The Tanaiste has welcomed an ESRI report which shows that, a year after leaving school, more than four out of five school-leavers have either entered further education or found a job.
Ms Harney also welcomed the finding of the 1996 annual school-leavers survey that 44 per cent of school-leavers were in employment a year after they had left school, the highest proportion since 1990.
However, she expressed concern about the 4 per cent of school leavers, around 2,700 students, who continue to leave with no qualifications.
The report, The Economic Status of School-Leavers, 1994- 1996, found that unemployment among school-leavers a year after they left school fell from 20 per cent in 1994 to under 13 per cent last year.
The ESRI also indicated that the numbers going on to further education fell last year by nearly 5 per cent.

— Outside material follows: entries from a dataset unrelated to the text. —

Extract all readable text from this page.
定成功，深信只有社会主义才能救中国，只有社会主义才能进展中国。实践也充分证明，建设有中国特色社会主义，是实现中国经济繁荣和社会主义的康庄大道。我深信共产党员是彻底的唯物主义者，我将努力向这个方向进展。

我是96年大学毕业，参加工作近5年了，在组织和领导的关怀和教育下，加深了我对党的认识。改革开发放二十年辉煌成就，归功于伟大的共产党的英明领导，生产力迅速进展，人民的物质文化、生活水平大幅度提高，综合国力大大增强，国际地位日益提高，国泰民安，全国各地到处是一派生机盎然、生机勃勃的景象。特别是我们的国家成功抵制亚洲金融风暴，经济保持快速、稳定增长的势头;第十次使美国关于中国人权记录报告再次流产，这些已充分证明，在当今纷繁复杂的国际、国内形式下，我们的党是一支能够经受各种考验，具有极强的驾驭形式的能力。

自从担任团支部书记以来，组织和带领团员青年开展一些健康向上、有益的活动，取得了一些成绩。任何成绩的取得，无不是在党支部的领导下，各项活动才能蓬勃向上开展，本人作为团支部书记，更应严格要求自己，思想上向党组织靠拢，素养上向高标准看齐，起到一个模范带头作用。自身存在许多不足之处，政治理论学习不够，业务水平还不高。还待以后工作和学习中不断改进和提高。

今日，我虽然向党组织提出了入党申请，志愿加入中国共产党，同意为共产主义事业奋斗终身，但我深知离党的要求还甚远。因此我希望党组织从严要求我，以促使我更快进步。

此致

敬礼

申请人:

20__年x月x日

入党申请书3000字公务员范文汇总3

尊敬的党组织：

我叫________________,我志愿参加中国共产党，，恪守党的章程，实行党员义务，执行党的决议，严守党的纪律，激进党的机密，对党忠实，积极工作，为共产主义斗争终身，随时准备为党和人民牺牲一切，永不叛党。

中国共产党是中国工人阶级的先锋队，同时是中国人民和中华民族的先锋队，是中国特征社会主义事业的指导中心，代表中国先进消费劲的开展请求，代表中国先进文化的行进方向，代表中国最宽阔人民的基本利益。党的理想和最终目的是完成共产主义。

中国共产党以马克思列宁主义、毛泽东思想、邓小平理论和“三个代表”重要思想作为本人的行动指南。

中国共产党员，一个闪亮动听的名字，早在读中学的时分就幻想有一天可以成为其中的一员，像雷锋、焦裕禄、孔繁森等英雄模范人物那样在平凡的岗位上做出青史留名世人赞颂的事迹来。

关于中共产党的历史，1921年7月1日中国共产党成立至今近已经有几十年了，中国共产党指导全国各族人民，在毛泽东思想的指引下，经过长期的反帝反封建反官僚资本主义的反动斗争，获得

The report concluded that because of the expanding economy some school-leavers may have gone straight into jobs who in previous years would taken up further education.
The ESRI survey, which was based on a sample of over 2,500 young people, was carried out in the autumn of 1996 on school-leavers who had left second-level education in the school year 19941995. It found that by May 1996 44 per cent of the previous year's school-leavers were in jobs, 12.7 per cent were unemployed and 37.5 per cent were students.
The survey found the likelihood of school-leavers being unemployed was directly related to the level of qualifications achieved at school.
The unemployment rate one year after leaving schools for those with no qualifications at all was 69.2 per cent. This compared with 31.8 per cent for those with the Junior Certificate with a Vocational Preparation and Training year; 28.5 per cent for those with just a Junior Certificate; 12.6 per cent for those with the Leaving Certificate and a Post Leaving Cert; and 15.3 per cent for those with just the Leaving Certificate.
The report found a dramatically widening gap in unemployment rates since 1980 between those leaving school after the Leaving Certificate and those leaving with no qualifications. In 1980 the unemployment rate for the latter was 14 percentage points higher than for the former. By 1996 this gap had grown to 53 percentage points: the unemployment rate among those with no qualifications was 61 per cent compared with 8 per cent among those with a Leaving Certificate.
The report shows that girls continue to do better than boys. Significantly more boys (19.2 per cent) leave at Junior Certificate level than girls (11.5 per cent), partly due to the numbers who enter apprenticeships at that age.
A higher percentage of girls leave school having done the Leaving Cert (86 per cent compared to 76 per cent). The unemployment rate in 1996 among school-leavers whose fathers were also unemployed was 39 per cent.